Figure 9. Reduced rostrocaudal rearrangements of polyclones labeled at stage 7

(A) Frames from a time-lapse sequence started at stage 7. The dye spots converge towards the midline as the neural folds come into apposition. These dye labeled polyclones do not elongate dramatically as the embryo develops, unlike polyclones labeled at earlier stages, denoting a decrease in extension after stage 7. (B) Polyclones (labeled with lower case letters) on the neural fold maintain their respective rostrocaudal position along the neural tube. This denotes an almost total absence of rostrocaudal reorientation along the axis. (C, D) Polyclones initiated at stage 7 are on the elevating neural fold (C). By stage 9, apposition and fusion of the folds brings the polyclones to the dorsal aspect of the neural tube. Scale bars: A and B 200 µm, C and D 50 µm.

Figure 10. Extension of the embryonic axis slows over time

The changes in the extension rate can be gauged by labeling different embryos at progressively older stages and generating time-lapse sequences to stage 9. Extension of polyclones marked at stage 4, 5, 6, or 7 and followed through stage 9 is decreased with the age of the embryo at labeling. Labels applied at stage 4 undergo the greatest amount of rostrocaudal extension; those applied at stage 7 show the least. The dye spots chosen to illustrate this point are each located in the caudal hindbrain/trunk area of the fate map (in the area of somite 1). Scale bar: 200 µm.

Figure 11. Correlation of positions at stage 4 and stage 7 with respect to stage 11

The position of individual injection spots at stages 4 or 7 is plotted along the y-axis. The position of the polyclone at the end of 24 hours re-incubation period is plotted along the x-axis.
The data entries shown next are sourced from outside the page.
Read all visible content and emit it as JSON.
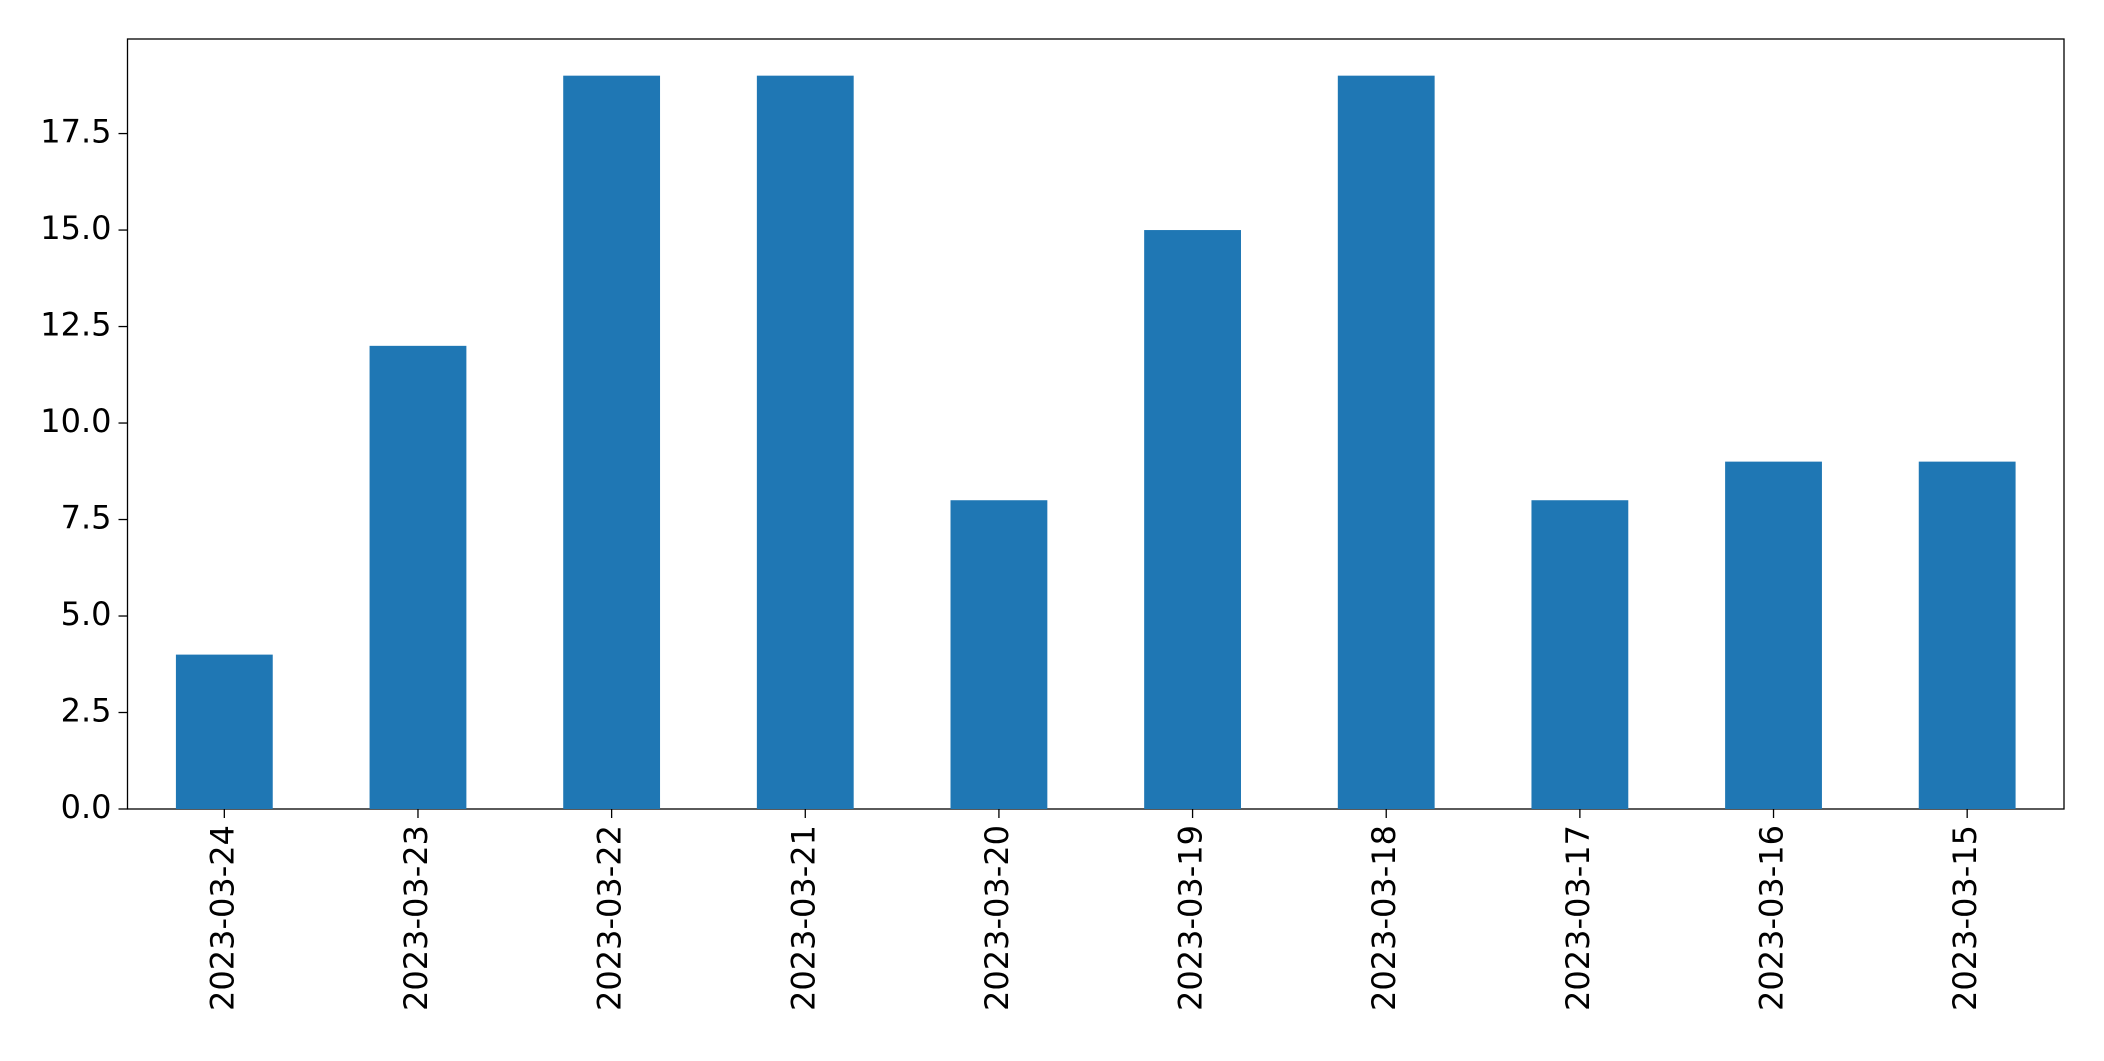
{
  "chart_data": {
    "type": "bar",
    "categories": [
      "2023-03-24",
      "2023-03-23",
      "2023-03-22",
      "2023-03-21",
      "2023-03-20",
      "2023-03-19",
      "2023-03-18",
      "2023-03-17",
      "2023-03-16",
      "2023-03-15"
    ],
    "values": [
      4,
      12,
      19,
      19,
      8,
      15,
      19,
      8,
      9,
      9
    ],
    "color": "#1f77b4",
    "ylim": [
      0,
      19.95
    ],
    "yticks": [
      {
        "value": 0,
        "label": "0.0"
      },
      2.5,
      {
        "value": 5,
        "label": "5.0"
      },
      7.5,
      {
        "value": 10,
        "label": "10.0"
      },
      12.5,
      {
        "value": 15,
        "label": "15.0"
      },
      17.5
    ],
    "grid": false
  }
}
The correlation factor (r²) for each graph is presented to quantitatively assess the refinement of the fate map.

Figure 12. Pax7 and BMP4 expression overlap in the early embryo

(A, B, C) Stage 4, 6 and 7 embryos processed for mRNA in situ hybridization with a BMP4 probe. (D, E, F) A stage 7 embryo processed for double fluorescent in situ hybridization with BMP4 and Pax7 mRNA probes. The expression of transcripts overlaps in the neural folds. (G and I) Sections of embryos at the levels indicated in (D). (H, J) Higher magnification images of the boxed regions shown in G and I, respectively. Scale bars: 200 µm, except H, J 100 µm.

Figure 13. Fate map of the neural plate border superimposed on the expression of BMP4 at stage 4

The NC/dNT region of the fate map matches nicely with the expression of this gene in the neural plate border, indicating that presumptive neural crest cells arise in a region positive for BMP4. The fate map of the neural plate border shows an intermixing of rostrocaudal fates within the region of BMP4 expression. The large rostrocaudal expansion and mediolateral rearrangements of dye labeled polyclones from stage 4, and this intermixing of the fate map both support the hypothesis that presumptive neural crest cells have not acquired a definitive rostrocaudal identity at stage 4. Scale bar: 200 µm.